12.20 In view of the above discussion, it is held that
i. Depreciation @ 50% of normal depreciation @ 80% on both solar plants will be allowed in AY 2014-15.
ii. Additional depreciation @ 50% of 20% is allowed for the 1 MW Solar Plant in AY 2014-15.
iii. No additional depreciation 20% is allowed on 160MW solar plant.
iv. After allowing depreciation as directed above in AY 2014-1 5, w.d.v of the block of assets will be carried forward to AY 2015-16.
v. Depreciation will be allowed in AY 2015-16 on the w.d.v brought forward from AY 2014-15.
12.21 The AO is directed to compute and allow depreciation in AYS 2014- 15 and 2015- 16 accordingly. Ground of objection is disposed off with above directions.”

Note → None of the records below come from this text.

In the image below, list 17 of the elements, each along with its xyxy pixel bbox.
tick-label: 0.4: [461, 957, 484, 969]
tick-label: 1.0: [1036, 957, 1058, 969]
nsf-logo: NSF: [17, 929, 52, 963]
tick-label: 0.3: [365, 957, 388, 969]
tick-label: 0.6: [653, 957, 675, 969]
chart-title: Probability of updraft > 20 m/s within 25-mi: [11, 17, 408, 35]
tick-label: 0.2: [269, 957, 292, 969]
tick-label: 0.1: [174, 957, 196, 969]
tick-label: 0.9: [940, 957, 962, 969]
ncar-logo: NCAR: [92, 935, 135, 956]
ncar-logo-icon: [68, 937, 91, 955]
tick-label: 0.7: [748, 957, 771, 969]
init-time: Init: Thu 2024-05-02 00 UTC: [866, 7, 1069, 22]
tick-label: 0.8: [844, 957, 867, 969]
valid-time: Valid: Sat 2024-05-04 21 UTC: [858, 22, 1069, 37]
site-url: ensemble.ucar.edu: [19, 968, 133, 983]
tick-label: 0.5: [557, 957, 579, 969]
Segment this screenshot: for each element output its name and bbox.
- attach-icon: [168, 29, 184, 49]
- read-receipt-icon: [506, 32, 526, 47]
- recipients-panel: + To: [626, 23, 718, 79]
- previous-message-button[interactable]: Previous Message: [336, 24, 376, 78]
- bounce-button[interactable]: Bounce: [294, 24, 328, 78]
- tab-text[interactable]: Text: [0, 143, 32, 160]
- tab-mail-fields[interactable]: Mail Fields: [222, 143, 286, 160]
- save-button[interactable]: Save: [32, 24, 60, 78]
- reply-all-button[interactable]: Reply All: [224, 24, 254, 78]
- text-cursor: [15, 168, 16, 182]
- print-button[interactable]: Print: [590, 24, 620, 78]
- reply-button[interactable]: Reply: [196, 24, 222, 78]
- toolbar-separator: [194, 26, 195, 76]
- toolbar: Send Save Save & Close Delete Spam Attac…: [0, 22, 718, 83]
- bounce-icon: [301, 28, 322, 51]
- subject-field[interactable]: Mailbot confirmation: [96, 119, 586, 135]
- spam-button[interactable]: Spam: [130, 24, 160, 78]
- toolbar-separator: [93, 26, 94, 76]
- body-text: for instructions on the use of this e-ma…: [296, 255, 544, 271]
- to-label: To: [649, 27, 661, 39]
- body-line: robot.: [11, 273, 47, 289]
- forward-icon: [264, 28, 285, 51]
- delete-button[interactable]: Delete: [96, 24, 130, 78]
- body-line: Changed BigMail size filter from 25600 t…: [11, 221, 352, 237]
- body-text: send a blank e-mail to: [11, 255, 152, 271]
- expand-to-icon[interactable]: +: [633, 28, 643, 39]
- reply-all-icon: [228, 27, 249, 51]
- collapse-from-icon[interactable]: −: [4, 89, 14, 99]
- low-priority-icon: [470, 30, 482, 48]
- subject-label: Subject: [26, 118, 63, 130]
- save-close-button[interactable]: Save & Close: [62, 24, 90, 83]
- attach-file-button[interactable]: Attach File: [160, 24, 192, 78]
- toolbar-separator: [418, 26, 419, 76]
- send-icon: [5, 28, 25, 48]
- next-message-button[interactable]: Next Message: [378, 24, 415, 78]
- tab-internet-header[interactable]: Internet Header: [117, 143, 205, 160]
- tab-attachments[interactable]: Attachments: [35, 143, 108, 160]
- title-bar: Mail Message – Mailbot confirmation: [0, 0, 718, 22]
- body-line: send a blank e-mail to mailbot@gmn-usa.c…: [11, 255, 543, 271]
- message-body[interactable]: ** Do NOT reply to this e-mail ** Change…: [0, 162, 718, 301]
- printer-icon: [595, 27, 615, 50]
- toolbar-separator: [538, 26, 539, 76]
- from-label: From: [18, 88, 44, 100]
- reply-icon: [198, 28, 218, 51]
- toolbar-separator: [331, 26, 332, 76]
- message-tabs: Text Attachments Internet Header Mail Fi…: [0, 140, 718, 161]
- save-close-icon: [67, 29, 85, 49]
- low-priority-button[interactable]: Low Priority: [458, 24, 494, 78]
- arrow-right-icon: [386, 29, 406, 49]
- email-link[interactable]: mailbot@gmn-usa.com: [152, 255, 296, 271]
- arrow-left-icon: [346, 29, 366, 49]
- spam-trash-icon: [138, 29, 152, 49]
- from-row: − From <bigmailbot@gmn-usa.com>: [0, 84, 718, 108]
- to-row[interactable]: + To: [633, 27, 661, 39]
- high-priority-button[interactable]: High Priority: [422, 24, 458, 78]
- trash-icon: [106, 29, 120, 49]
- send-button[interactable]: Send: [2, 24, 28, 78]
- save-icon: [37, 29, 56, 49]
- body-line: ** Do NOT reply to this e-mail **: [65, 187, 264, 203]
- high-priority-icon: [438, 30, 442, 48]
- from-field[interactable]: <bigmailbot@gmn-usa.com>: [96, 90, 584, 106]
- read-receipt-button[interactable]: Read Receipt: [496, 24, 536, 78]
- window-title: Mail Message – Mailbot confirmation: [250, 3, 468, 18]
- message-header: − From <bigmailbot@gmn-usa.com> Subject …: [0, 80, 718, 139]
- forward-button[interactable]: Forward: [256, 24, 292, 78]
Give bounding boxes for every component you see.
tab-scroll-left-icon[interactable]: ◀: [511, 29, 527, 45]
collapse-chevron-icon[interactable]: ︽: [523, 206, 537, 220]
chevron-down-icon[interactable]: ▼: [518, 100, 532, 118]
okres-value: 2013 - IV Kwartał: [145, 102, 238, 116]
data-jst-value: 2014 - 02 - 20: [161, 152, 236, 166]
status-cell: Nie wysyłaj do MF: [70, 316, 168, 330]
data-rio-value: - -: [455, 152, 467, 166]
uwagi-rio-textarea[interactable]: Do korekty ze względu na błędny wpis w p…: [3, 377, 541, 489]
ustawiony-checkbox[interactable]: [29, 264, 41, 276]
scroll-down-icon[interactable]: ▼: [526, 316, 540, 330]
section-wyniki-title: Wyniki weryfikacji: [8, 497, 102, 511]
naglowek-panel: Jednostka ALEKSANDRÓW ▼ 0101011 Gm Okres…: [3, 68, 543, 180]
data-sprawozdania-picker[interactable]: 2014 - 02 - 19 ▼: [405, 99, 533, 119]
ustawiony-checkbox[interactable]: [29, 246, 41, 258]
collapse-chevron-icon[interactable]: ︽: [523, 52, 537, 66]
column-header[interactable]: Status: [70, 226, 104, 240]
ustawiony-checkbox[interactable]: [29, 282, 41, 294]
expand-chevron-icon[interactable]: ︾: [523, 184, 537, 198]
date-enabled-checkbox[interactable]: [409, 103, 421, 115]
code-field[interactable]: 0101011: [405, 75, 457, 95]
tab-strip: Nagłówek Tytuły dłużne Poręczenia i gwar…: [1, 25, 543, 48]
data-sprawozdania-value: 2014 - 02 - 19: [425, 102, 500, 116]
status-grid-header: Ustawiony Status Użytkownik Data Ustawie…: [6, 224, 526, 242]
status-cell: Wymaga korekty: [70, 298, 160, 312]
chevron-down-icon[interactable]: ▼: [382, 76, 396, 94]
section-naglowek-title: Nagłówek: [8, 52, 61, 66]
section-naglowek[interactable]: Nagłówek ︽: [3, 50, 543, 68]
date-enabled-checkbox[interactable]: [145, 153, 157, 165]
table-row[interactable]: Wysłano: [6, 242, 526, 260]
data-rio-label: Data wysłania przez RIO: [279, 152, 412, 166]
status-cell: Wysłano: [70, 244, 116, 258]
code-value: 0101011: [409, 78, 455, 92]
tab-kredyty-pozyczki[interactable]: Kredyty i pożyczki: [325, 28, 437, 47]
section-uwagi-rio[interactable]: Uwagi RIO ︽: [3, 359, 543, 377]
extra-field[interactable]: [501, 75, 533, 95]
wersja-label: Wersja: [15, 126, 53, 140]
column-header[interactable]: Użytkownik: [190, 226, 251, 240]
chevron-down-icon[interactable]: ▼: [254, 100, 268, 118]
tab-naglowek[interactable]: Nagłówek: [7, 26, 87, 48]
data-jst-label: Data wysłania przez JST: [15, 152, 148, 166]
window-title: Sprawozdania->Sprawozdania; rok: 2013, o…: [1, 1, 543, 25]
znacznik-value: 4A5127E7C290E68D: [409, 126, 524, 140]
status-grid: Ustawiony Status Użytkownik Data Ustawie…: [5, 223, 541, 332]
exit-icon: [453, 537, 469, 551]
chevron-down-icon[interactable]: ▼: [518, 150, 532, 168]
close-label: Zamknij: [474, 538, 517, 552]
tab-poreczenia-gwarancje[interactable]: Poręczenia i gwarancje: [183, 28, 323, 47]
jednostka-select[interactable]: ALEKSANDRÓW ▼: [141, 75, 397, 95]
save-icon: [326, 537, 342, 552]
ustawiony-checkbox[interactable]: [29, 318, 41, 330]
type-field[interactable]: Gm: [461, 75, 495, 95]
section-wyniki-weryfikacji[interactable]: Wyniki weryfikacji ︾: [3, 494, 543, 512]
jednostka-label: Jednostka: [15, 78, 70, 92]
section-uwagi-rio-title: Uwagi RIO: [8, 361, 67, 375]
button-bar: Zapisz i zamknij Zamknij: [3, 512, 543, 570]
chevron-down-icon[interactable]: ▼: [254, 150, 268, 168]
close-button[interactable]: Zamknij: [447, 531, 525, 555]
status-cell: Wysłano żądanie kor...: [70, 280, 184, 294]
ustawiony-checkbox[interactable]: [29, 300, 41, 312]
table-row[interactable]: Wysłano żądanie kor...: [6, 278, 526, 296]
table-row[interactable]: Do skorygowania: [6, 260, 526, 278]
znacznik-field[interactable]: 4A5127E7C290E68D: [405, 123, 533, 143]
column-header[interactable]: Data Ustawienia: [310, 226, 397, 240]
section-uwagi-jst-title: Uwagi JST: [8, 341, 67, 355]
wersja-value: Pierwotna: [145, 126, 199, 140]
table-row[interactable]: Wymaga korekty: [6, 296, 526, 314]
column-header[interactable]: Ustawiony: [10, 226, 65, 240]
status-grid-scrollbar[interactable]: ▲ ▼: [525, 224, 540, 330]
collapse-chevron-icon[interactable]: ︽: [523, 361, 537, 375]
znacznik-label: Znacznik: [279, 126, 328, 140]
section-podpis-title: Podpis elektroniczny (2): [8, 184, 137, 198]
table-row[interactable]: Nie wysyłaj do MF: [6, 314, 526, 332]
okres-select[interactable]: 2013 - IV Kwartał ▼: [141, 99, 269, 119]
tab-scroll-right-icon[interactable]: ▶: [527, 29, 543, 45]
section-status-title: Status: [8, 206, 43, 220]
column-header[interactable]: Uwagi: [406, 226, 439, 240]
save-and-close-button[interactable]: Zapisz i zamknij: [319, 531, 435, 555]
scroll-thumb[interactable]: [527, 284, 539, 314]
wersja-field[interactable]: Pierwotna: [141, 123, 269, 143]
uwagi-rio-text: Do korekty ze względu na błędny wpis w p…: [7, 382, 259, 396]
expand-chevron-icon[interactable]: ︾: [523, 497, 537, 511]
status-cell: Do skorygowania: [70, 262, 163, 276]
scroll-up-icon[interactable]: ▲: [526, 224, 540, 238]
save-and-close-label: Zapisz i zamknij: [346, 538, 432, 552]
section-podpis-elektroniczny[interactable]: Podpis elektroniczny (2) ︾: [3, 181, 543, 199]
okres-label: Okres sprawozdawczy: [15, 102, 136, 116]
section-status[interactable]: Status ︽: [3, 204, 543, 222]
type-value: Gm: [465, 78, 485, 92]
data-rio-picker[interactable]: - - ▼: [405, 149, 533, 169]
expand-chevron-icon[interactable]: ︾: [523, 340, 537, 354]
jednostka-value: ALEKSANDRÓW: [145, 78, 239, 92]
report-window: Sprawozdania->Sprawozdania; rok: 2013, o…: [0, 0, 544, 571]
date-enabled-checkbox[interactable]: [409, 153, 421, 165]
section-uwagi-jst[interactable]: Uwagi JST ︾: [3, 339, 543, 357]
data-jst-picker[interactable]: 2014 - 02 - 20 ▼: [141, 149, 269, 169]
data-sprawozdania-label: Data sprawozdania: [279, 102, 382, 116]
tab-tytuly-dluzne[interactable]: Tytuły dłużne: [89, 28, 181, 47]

9. From the above finding, it is clear that the Ld. DRP rejected the claim on the premise that the Solar Power Plant is installed at the roof top of office building for captive use for office. However, the contention of the assessee has been that office building is part of factory premise and the electricity is used for factory only. Thus, authorities below grossly erred in appreciating the facts. The Solar Power Plant in question is of 160 Mega Watt capacity and even in the wildest of imagination, it cannot be presumed that this is installed for meeting the need of office only. We therefore, are of the considered view that authority below ought to have verified the fact by making field inquiry. Considering the fact that Solar Power Plant is of very high capacity and it is stated at bar that the office building is part of factory and electricity so generated is used for factory only. The issue is restored to the file of AO for verification. If the AO finds that the office is part of factory building and electricity is generated for captive use of factory. He would allow the depreciation as per provision of law. This ground of assessee’s appeal is allowed for statistical purposes.
10. In the result, the appeal of the assessee is partly allowed for statistical purposes.
Order pronounced in the open Court on 21st July, 2023.